Что же это за «прав-закон», за который Яшка принимал свое страстотерпство?
Привелось мне как-то писать официальное заявление, для чего я был вызван в тюремную контору. Меня посадили за стол, дали бумагу, перо и предоставили сочинять мое заявление под шум обычных конторских занятий. В это время «принимали новую партию». Письмоводитель выкликал по списку арестантов и опрашивал их звание, лета, судимость и т. д. Смотритель сидел туг же и рассеянно посматривал на принимаемых. Во всем этом было мало интересного для его благородия: для меня – тем более, поэтому я сочинял свое заявление, не обращая внимания на происходившее.
Но вот монотонный разговор стал оживленнее. Я поднял глаза и увидел следующую картину.
Перед столом стоял человек небольшого роста в сером арестантском халате. Наружность его не отличалась ничем особенным. Казалось, он принадлежал к мелкому мещанству, к тому его слою, который сливается в маленьких городах и пригородах с серым крестьянским людом. Вид он имел равнодушный, пожалуй, можно бы сказать – апатичный, если бы, порой, по лицу его не пробегала чуть заметная саркастическая улыбка, а в глазах не вспыхивал огонек какого-то сознательного превосходства или торжества. Но эти проблески были едва уловимы; они пробегали, на мгновение оживляя неподвижные черты, на которых тотчас опять водворялось выражение вялости. В передней толпились арестанты. Видимо, заинтересованные ходом опроса, они тянулись друг из-за друга, вытягивая шеи и следя за разговором сотоварища с начальством.
– Ты что ж не говоришь? – кипятился письмоводитель. – Что молчишь? Ты ведь мещанин из Камышина? Ведь тут, в твоем статейном списке, написано ясно. Вот!
Письмоводитель ткнул пальцем в лежавшую перед ним бумагу и поднес ее к носу арестанта. Тот презрительно отвернулся, и огонек в его глазах вспыхнул сильнее.
– И ладно, коли написано, – произнес он спокойно.

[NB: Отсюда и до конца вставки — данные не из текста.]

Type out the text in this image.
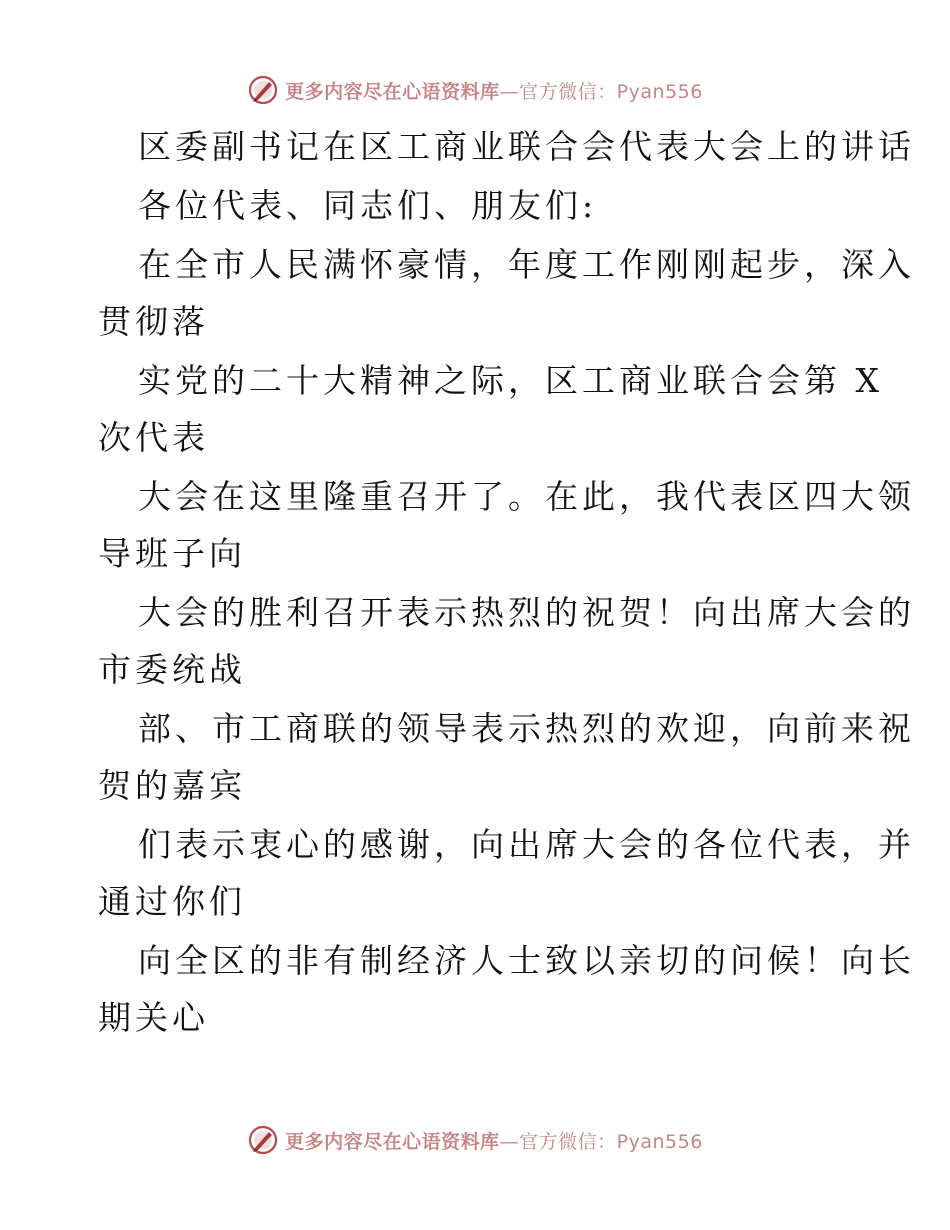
更多内容尽在心语资料库—官方微信：Pyan556
区委副书记在区工商业联合会代表大会上的讲话
各位代表、同志们、朋友们:
在全市人民满怀豪情，年度工作刚刚起步，深入
贯彻落
实党的二十大精神之际，区工商业联合会第 X
次代表
大会在这里隆重召开了。在此，我代表区四大领
导班子向
大会的胜利召开表示热烈的祝贺！向出席大会的
市委统战
部、市工商联的领导表示热烈的欢迎，向前来祝
贺的嘉宾
们表示衷心的感谢，向出席大会的各位代表，并
通过你们
向全区的非有制经济人士致以亲切的问候！向长
期关心
更多内容尽在心语资料库—官方微信：Pyan556
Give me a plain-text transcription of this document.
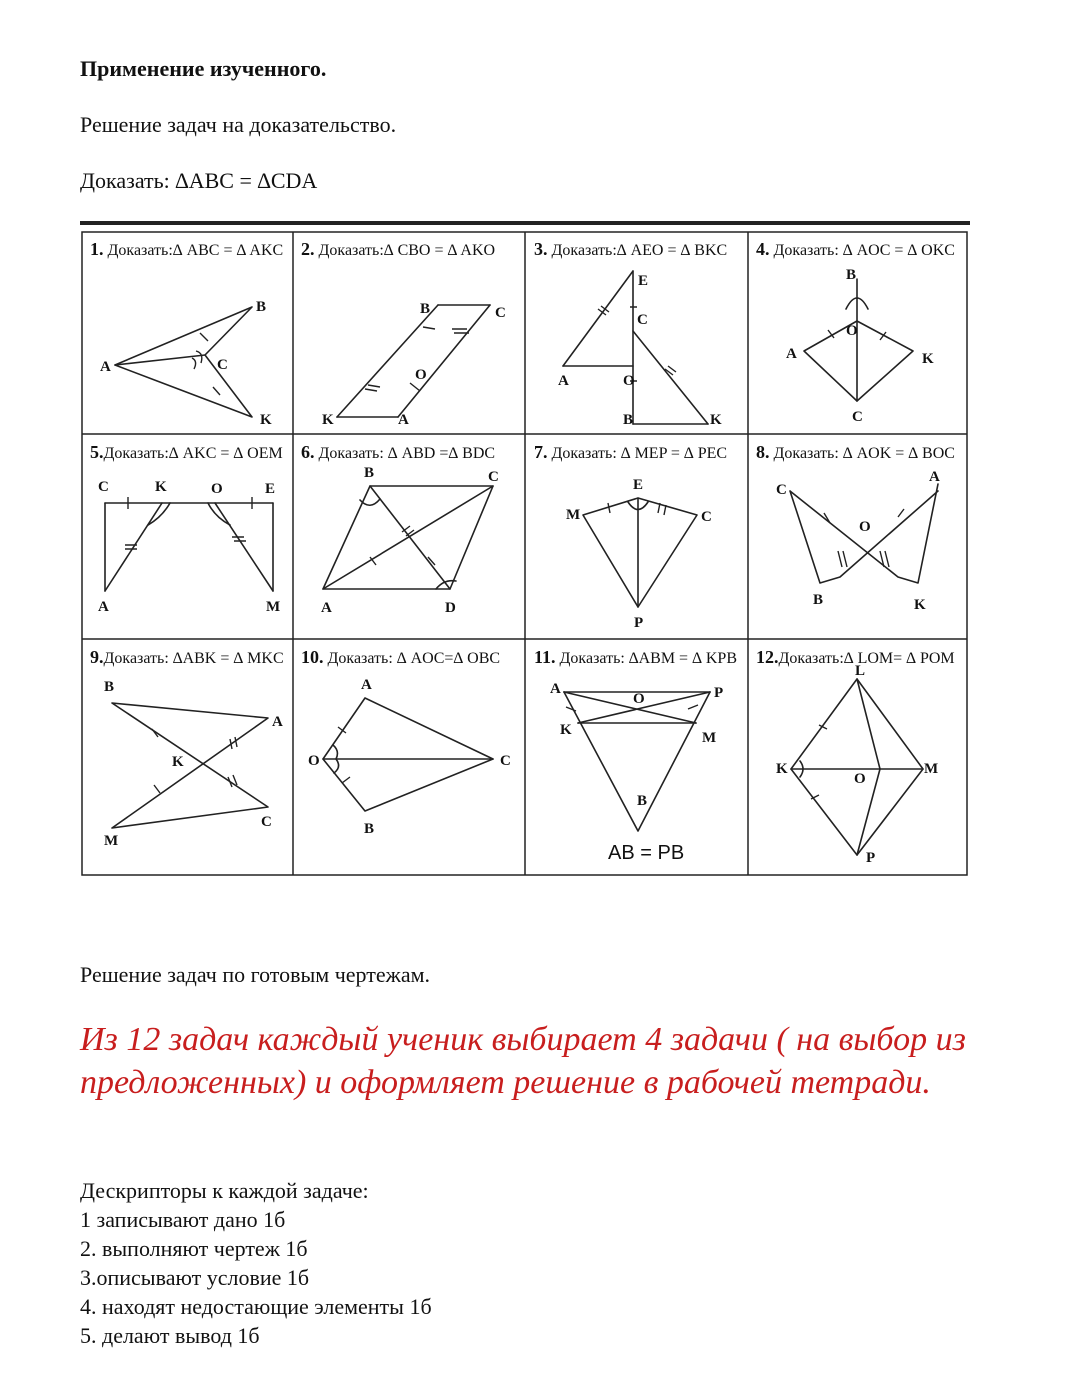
Применение изученного.
Решение задач на доказательство.
Доказать: ∆ABC = ∆CDA
1. Доказать:∆ ABC = ∆ AKC
A
B
C
K
2. Доказать:∆ CBO = ∆ AKO
B	C
O
K	A
3. Доказать:∆ AEO = ∆ BKC
E
C
A	O
B	K
4. Доказать: ∆ AOC = ∆ OKC
B
O
A	K
C
5.Доказать:∆ AKC = ∆ OEM
C	K	O	E
A	M
6. Доказать: ∆ ABD =∆ BDC
B	C
A	D
7. Доказать: ∆ MEP = ∆ PEC
E
M	C
P
8. Доказать: ∆ AOK = ∆ BOC
C
A
O
B	K
9.Доказать: ∆ABK = ∆ MKC
B
A
K
M
C
10. Доказать: ∆ AOC=∆ OBC
A
O	C
B
11. Доказать: ∆ABM = ∆ KPB
A
O	P
K	M
B
AB = PB
12.Доказать:∆ LOM= ∆ POM
L
K
O
M
P
Решение задач по готовым чертежам.
Из 12 задач каждый ученик выбирает 4 задачи ( на выбор из предложенных) и оформляет решение в рабочей тетради.
Дескрипторы к каждой задаче:
1 записывают дано 1б
2. выполняют чертеж 1б
3.описывают условие 1б
4. находят недостающие элементы 1б
5. делают вывод 1б
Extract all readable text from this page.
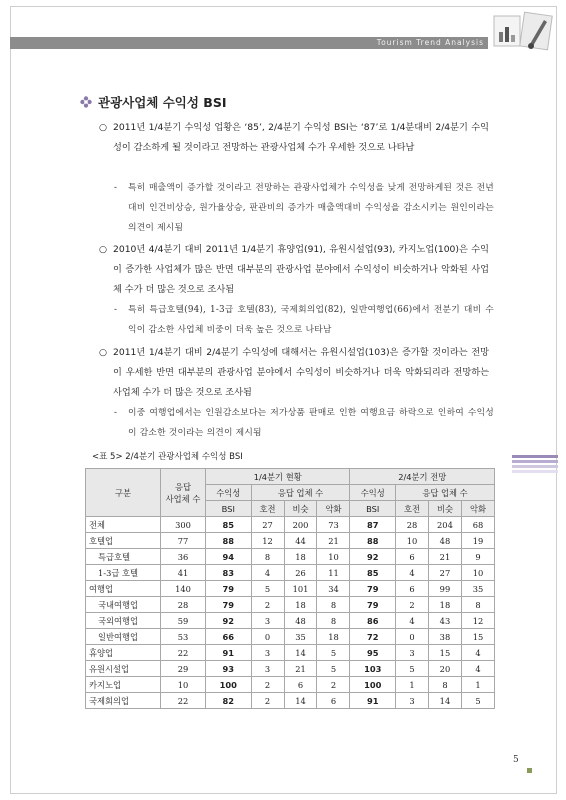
Tourism Trend Analysis
관광사업체 수익성 BSI
○ 2011년 1/4분기 수익성 업황은 ‘85’, 2/4분기 수익성 BSI는 ‘87’로 1/4분대비 2/4분기 수익성이 감소하게 될 것이라고 전망하는 관광사업체 수가 우세한 것으로 나타남
-	특히 매출액이 증가할 것이라고 전망하는 관광사업체가 수익성을 낮게 전망하게된 것은 전년대비 인건비상승, 원가율상승, 판관비의 증가가 매출액대비 수익성을 감소시키는 원인이라는 의견이 제시됨
○ 2010년 4/4분기 대비 2011년 1/4분기 휴양업(91), 유원시설업(93), 카지노업(100)은 수익이 증가한 사업체가 많은 반면 대부분의 관광사업 분야에서 수익성이 비슷하거나 악화된 사업체 수가 더 많은 것으로 조사됨
-	특히 특급호텔(94), 1-3급 호텔(83), 국제회의업(82), 일반여행업(66)에서 전분기 대비 수익이 감소한 사업체 비중이 더욱 높은 것으로 나타남
○ 2011년 1/4분기 대비 2/4분기 수익성에 대해서는 유원시설업(103)은 증가할 것이라는 전망이 우세한 반면 대부분의 관광사업 분야에서 수익성이 비슷하거나 더욱 악화되리라 전망하는 사업체 수가 더 많은 것으로 조사됨
-	이중 여행업에서는 인원감소보다는 저가상품 판매로 인한 여행요금 하락으로 인하여 수익성이 감소한 것이라는 의견이 제시됨
<표 5> 2/4분기 관광사업체 수익성 BSI
구분	응답
사업체 수	1/4분기 현황				2/4분기 전망			
		수익성	응답 업체 수			수익성	응답 업체 수		
		BSI	호전	비슷	악화	BSI	호전	비슷	악화
전체	300	85	27	200	73	87	28	204	68
호텔업	77	88	12	44	21	88	10	48	19
특급호텔	36	94	8	18	10	92	6	21	9
1-3급 호텔	41	83	4	26	11	85	4	27	10
여행업	140	79	5	101	34	79	6	99	35
국내여행업	28	79	2	18	8	79	2	18	8
국외여행업	59	92	3	48	8	86	4	43	12
일반여행업	53	66	0	35	18	72	0	38	15
휴양업	22	91	3	14	5	95	3	15	4
유원시설업	29	93	3	21	5	103	5	20	4
카지노업	10	100	2	6	2	100	1	8	1
국제회의업	22	82	2	14	6	91	3	14	5
5
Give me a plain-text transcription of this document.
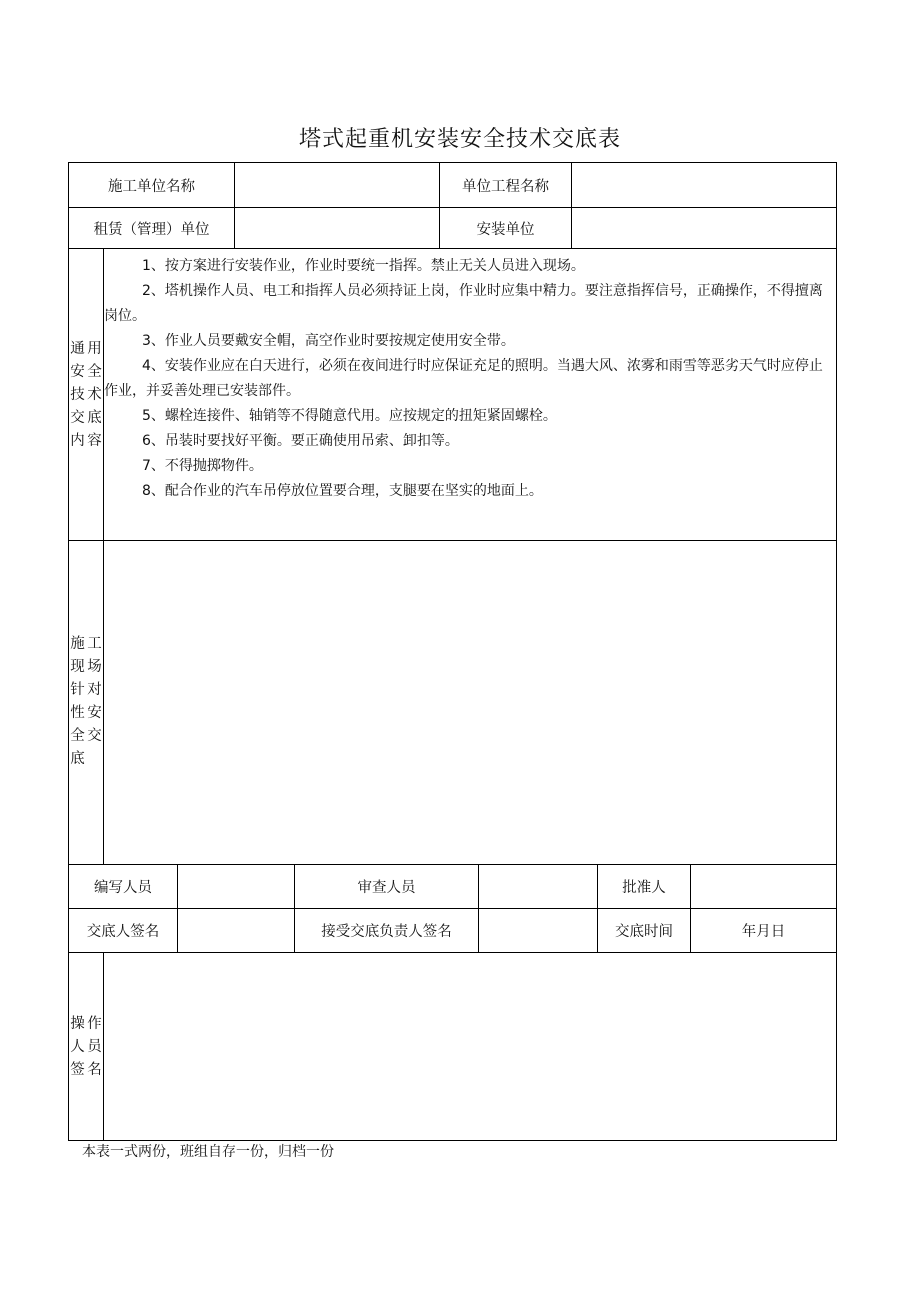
塔式起重机安装安全技术交底表
施工单位名称	单位工程名称
租赁（管理）单位	安装单位
通 用
安 全
技 术
交 底
内 容

1、按方案进行安装作业，作业时要统一指挥。禁止无关人员进入现场。

2、塔机操作人员、电工和指挥人员必须持证上岗，作业时应集中精力。要注意指挥信号，正确操作，不得擅离岗位。

3、作业人员要戴安全帽，高空作业时要按规定使用安全带。

4、安装作业应在白天进行，必须在夜间进行时应保证充足的照明。当遇大风、浓雾和雨雪等恶劣天气时应停止作业，并妥善处理已安装部件。

5、螺栓连接件、轴销等不得随意代用。应按规定的扭矩紧固螺栓。

6、吊装时要找好平衡。要正确使用吊索、卸扣等。

7、不得抛掷物件。

8、配合作业的汽车吊停放位置要合理，支腿要在坚实的地面上。

施 工
现 场
针 对
性 安
全 交
底
编写人员	审查人员	批准人
交底人签名	接受交底负责人签名	交底时间	年月日
操 作
人 员
签 名
本表一式两份，班组自存一份，归档一份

– Да ты должен отвечать. Веры какой?
– Никакой.
Смотритель быстро повернулся к говорившему и посмотрел на него выразительным, долгим взглядом. Арестант выдержал этот взгляд с тем же видом вялого равнодушия.
– Как никакой? В Бога веруешь?
– Где Он, какой Бог?… Ты, что ли, Его видел?…
– Как ты смеешь так отвечать? – набросился смотритель. – Я тебя, сукина сына, сгною!.. Мерзавец ты этакой!
Мещанин из Камышина слегка пожал плечами.
– Что ж, – сказал он. – Было бы за что гноить-то. Я прямо говорю… За то и сужден.
– Врешь, мерзавец, наверное за убийство сужден. Хороша небось птица!
Мещанин из Камышина сделал было движение, как будто хотел возражать, но через мгновение опять повел плечами…
– Там судите, за что сами знаете.
– Какой твой родной язык? – продолжает письмоводитель опрос по рубрикам.
– Что еще? – спрашивает опять мещанин с пренебрежением. – Какой еще родной?… Не знаю я…
– Ах, ты подлец! Ведь не по-немецки же ты говоришь. По-русски, чай?
– Слышите сами, по-каковски я говорю.